As touched upon earlier, an exceptionally good camera consists of a full-frame mirrorless or DSLR camera. If money is no object, then a medium format camera is also an option. Pairing such a camera with a high-quality lens is also important. And the chosen focal length per person is important as well. Not all lenses and focal distances are created equal. Using a smartphone or other camera with a kit lens will be very limiting here, particularly when you compare them to each other.
The Ideal Lighting for Good Headshots
In addition, what lighting is used is important. Many actors opt for natural light but, this can also be limiting. Natural light leaves a photographer at the mercy of the day’s weather and the environment being used. It can also be unflatteringly harsh on the skin, particularly if a photographer does not know what they are doing.

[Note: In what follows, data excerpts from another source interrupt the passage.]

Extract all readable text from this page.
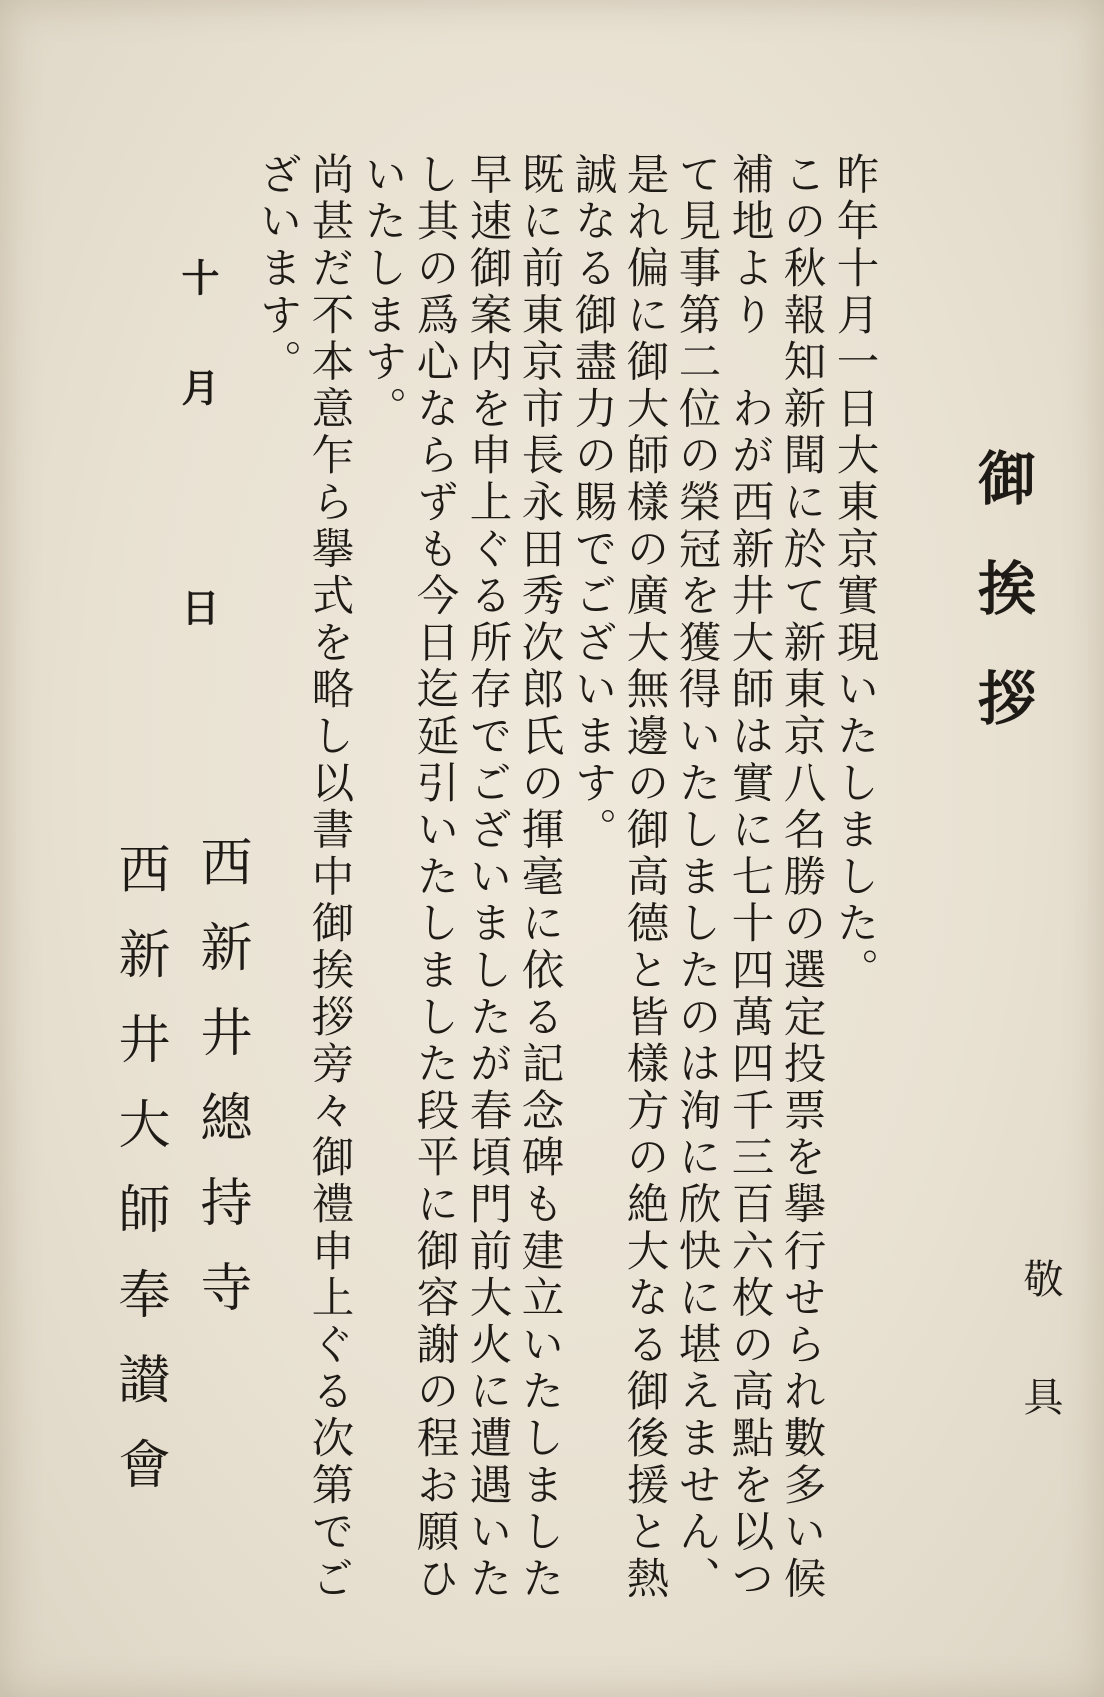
御挨拶
昨年十月一日大東京實現いたしました。
この秋報知新聞に於て新東京八名勝の選定投票を擧行せられ數多い候
補地より　わが西新井大師は實に七十四萬四千三百六枚の高點を以つ
て見事第二位の榮冠を獲得いたしましたのは洵に欣快に堪えません、
是れ偏に御大師樣の廣大無邊の御高德と皆樣方の絶大なる御後援と熱
誠なる御盡力の賜でございます。
既に前東京市長永田秀次郎氏の揮毫に依る記念碑も建立いたしました
早速御案内を申上ぐる所存でございましたが春頃門前大火に遭遇いた
し其の爲心ならずも今日迄延引いたしました段平に御容謝の程お願ひ
いたします。
尚甚だ不本意乍ら擧式を略し以書中御挨拶旁々御禮申上ぐる次第でご
ざいます。
敬具
十月　日
西新井總持寺
西新井大師奉讃會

But some natural light shots do have “that look” that can be appealing. So, natural light is not to be discarded. It just needs to be used by a photographer that understands lighting, whether sunlight or strobe lights.
Studio lighting is very polished when good strobe equipment is used and provides the photographer ultimate control. It is more likely an actor will get the shots they are after with studio light – not that it is not possible with natural light. With studio light modifiers, photographers can manipulate light to make it soft, softer, hard, harder, to cast long or short, and much more. In this way, commercial and theatrical looks are possible within a single studio.
Post-Production of Acting Headshots
Once the photo session is done, a photographer will need to process the images. There is advice out there that an actor should never have their headshots retouched. This is simply bad advice. It might be from photographers that do not want to spend the time or do not know how to do it.
Every single photo made that can be improved – even just slightly – with post-production work. As is more commonly known, this is to Photoshop a headshot. While an acting headshot should be limited in what is retouched, it too can gain from it. The goal should be to ensure the retouching adds polish without altering how someone looks. An actor wants to look in their headshot how they would look arriving for an audition.
You are likely to have flyaway hairs, some red eye because you did not sleep too well, acne that would otherwise go away next week, lint on a shirt, and so on. None of these things are your regular appearance. They do not alter your essence but removing them can polish your image. They are not things that someone would say, “wait a minute, what happened to that flyaway hair I saw last week.”
What Else Goes into a Good Headshot
You also need to consider yourself as the subject. Practice being in front of the camera to get the looks you are after. All you need is a mirror for that. Also consider what to wear. So, in other words, you being a good subject is also important. But while you do not need to learn all these things and acquire such expensive gear to be you, you will need it for stand-out headshots.
Headshots are an actor’s first impression upon a casting director. They are an actor’s resume. As such, relying on a headshot photographer in Los Angeles to create them is a very wise choice.